Delvin couldn’t help but laugh, it all sounded so comical. But he also couldn’t help being excited by what he heard and what he read in the slim floppy books. He’d agreed by then to come along more or less permanently with Carmel and work as his helper. After a week on the road he was driving the van and doing the cleaning work on the exhibits. The prof had not only photographs but a small collection of artifacts that included woven baskets, quilts, pipes, drums, fired bowls, woodcarvings, a few painted pictures (of well-dressed, healthy negro folk giving speeches, preaching or gathered together by a river talking among themselves), two Union army uniforms, a few bushee sticks for warding off evil at night and goofer bags and other conjur potions in little blue bottles and a collection of ty-ty seed and claystone necklaces.
“I intend to rustle up more of these curios,” he said, “when I get more room.”
“Are you looking for a home for all this?”
“I am and I am not,” the professor said. “I want to transfer this knowledge into as many minds as possible and in these dreary days it is best to bring the knowledge to the people instead of the other way around. But one day. . one day,” he said, smiling his wide, thin-lipped smile. He began to laugh as if everything he was saying and everything he was doing was a pleasant joke he was playing on the world.
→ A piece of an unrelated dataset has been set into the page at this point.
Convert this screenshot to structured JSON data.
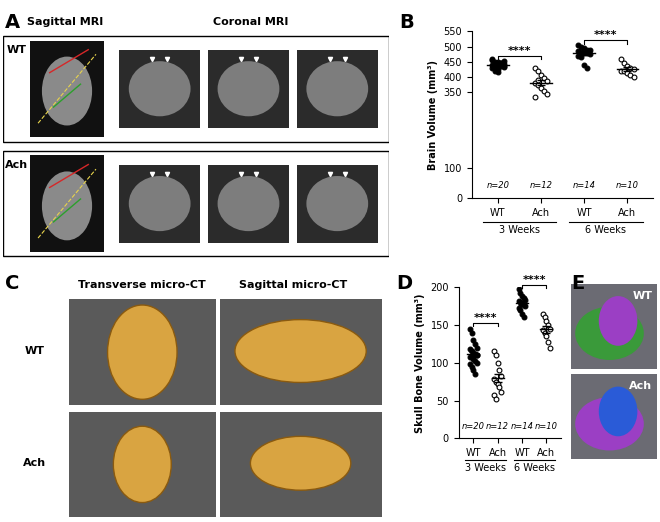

They drove from town to town, parked in the africano sections and opened for business. A nickel per, able to accommodate ten people at a time, the money added up. They ate at colored restaurants or stood in line behind white restaurants at the window for colored folks or supped in people’s homes when invited (which happened not as often as the prof would have liked) and slept on the floor of the van or out beside it under a canvas awning. They were usually not bothered by the police and the local white population because the professor generally stopped off at the station first thing to offer a contribution to the police general welfare fund. He was well known and genially mocked in most towns and usually left alone. Since he stayed in the africano areas only he did not interfere with the dreams and illusions of white folks and trouble if it came was usually uncoordinated and of the variety that included fruit or hand-sized vegetables thrown at the big black van. Once a bucket of limewash was thrown from a passing vehicle, but the bucket missed and splashed across the front steps of the Pisgah AME church in New Constance, a town that over both east and west entrances had white-painted filigreed rose-climbing arches welcoming all good christian folk.
Delvin met stern-mouthed gents and audibly sighing women and little boys carrying big bandanas in their back pockets and fishermen who propped their cane poles on the side of the van and left their shoes outside and harmonica players and anonymous connivers and scoundrels and a tubercular essayist visiting from Boston, who mocked them both, and a retired sideshow Wildman of Borneo and various cute girls and several wanted men and loquacious clerks and bosomy, chuckling women; and he met some of his own kind — as he saw them — boomers and breezers of the great continental railroads, hoboes and angelinas like him (formerly) who flapped dust from their shirttails, laughing and telling stories about wild rides on the gunnels. He met buckheads and jeffs and caledonias pretending to be upright women and drunks and wine drinkers and some on dope ingested by way of syrups and elixirs, and he met bright-skinned dancing women and conjurers — all of whom, travelers and squinchers both, so the professor said, were on their way to Bee-luther-hatchee.